Per il sindaco Errante, garantire la sopravvivenza alle imprese che denunciano è un “dovere sociale” e promette che l’amministrazione comunale farà di tutto per aiutarle. Il primo gesto concreto in tal senso è fornito dal regolamento comunale approvato nel 2012, che sospende per cinque anni il pagamento di tutte le imposte comunali per le imprese che denunciano le estorsioni.

Il sindaco ha anche voluto dare un segnale offrendo a Elena Ferraro un posto nella sua giunta, ma lei ha rifiutato. “Sono un’imprenditrice, la politica non è il mio mestiere”, racconta Elena. “Libero Futuro, l’associazione che abbiamo creato, non fa guerra alla mafia, quella la fanno lo Stato e le forze dell’ordine.
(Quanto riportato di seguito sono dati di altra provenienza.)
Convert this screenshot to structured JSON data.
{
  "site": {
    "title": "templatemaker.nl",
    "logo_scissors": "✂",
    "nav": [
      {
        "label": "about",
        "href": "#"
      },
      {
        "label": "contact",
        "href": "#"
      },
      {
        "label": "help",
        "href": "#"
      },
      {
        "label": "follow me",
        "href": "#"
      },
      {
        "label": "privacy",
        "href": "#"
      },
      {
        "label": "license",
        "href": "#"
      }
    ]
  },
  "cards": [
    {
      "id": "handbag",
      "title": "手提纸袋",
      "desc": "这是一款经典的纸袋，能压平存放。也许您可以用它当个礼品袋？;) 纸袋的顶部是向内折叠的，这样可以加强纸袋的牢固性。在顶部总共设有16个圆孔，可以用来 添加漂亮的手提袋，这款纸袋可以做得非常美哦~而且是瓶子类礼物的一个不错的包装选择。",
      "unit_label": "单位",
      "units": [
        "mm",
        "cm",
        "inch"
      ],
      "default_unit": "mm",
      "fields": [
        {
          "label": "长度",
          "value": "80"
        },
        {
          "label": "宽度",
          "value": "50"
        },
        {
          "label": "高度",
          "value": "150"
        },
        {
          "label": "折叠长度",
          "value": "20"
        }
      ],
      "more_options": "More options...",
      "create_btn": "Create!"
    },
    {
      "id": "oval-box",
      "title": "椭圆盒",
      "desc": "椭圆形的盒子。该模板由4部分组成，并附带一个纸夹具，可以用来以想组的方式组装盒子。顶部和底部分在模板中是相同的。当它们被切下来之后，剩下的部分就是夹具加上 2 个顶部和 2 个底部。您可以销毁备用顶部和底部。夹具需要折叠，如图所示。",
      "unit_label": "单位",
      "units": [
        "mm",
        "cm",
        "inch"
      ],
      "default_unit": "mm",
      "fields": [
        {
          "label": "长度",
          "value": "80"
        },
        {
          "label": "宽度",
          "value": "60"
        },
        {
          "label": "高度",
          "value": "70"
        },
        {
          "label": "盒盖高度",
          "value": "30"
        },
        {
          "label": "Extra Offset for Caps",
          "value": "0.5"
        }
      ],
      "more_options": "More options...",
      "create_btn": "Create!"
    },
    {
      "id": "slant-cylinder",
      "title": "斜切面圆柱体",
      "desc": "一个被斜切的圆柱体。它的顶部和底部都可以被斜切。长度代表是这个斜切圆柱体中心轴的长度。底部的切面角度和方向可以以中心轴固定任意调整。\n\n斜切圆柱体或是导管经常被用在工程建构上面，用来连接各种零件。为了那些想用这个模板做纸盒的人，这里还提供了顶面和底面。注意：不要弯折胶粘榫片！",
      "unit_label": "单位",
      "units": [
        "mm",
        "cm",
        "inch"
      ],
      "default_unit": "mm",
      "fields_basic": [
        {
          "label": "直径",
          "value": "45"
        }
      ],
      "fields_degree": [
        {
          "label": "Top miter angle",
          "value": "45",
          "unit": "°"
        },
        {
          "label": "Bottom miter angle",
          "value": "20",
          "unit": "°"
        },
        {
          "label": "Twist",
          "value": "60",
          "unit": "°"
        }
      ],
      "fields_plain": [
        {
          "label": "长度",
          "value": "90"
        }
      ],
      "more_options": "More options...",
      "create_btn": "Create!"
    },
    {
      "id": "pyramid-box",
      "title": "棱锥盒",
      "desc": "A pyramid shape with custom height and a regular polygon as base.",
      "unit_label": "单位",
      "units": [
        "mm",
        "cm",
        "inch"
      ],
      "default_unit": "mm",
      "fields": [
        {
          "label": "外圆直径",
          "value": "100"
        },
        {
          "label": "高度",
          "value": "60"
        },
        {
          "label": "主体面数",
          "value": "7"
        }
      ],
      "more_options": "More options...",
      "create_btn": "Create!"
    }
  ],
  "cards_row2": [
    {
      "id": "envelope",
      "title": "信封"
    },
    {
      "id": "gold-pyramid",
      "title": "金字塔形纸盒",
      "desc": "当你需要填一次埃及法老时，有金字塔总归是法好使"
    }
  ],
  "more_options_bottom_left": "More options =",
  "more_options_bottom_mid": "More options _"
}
Noi promuoviamo la legalità. Siamo imprenditori che vogliono fare il loro mestiere in tranquillità senza dare fastidio a nessuno e c’è una bella differenza.” Elena sostiene di aver fatto semplicemente il suo dovere. I suoi genitori le hanno inculcato una certa mentalità e lei è contenta di metterla in atto attraverso le sue scelte.

Oggi sente fortemente la solidarietà dei ragazzi di due scuole superiori di Castelvetrano, che sono sensibili al tema della legalità grazie a quella che definisce “l’attività meravigliosa” portata avanti dal preside e reggente di entrambe, Francesco Fiordaliso. “È importante la forma mentis che ti danno a scuola”, racconta Elena. “Io leggo molto”, aggiunge fiera. Anche la società castelvetranese le ha dimostrato solidarietà ma, troppo spesso, si è sentita dire: “Chi te lo ha fatto fare?”. La frase che fa più male.

A chi ragiona in questo modo, Elena risponde che la mafia non è solo un problema di coscienza, ma di sopravvivenza. Se non reagisci ti porta allo stremo e ti stritola. “Ci sono solo vantaggi a denunciare”, dice. E aggiunge: “Chi parla così non capisce. Dopo il mio gesto, altri due hanno denunciato e altri denunceranno. Questo vuol dire che i loro figli sono liberi. Vivranno in una terra in cui sanno che si può alzare la testa e dire di no”.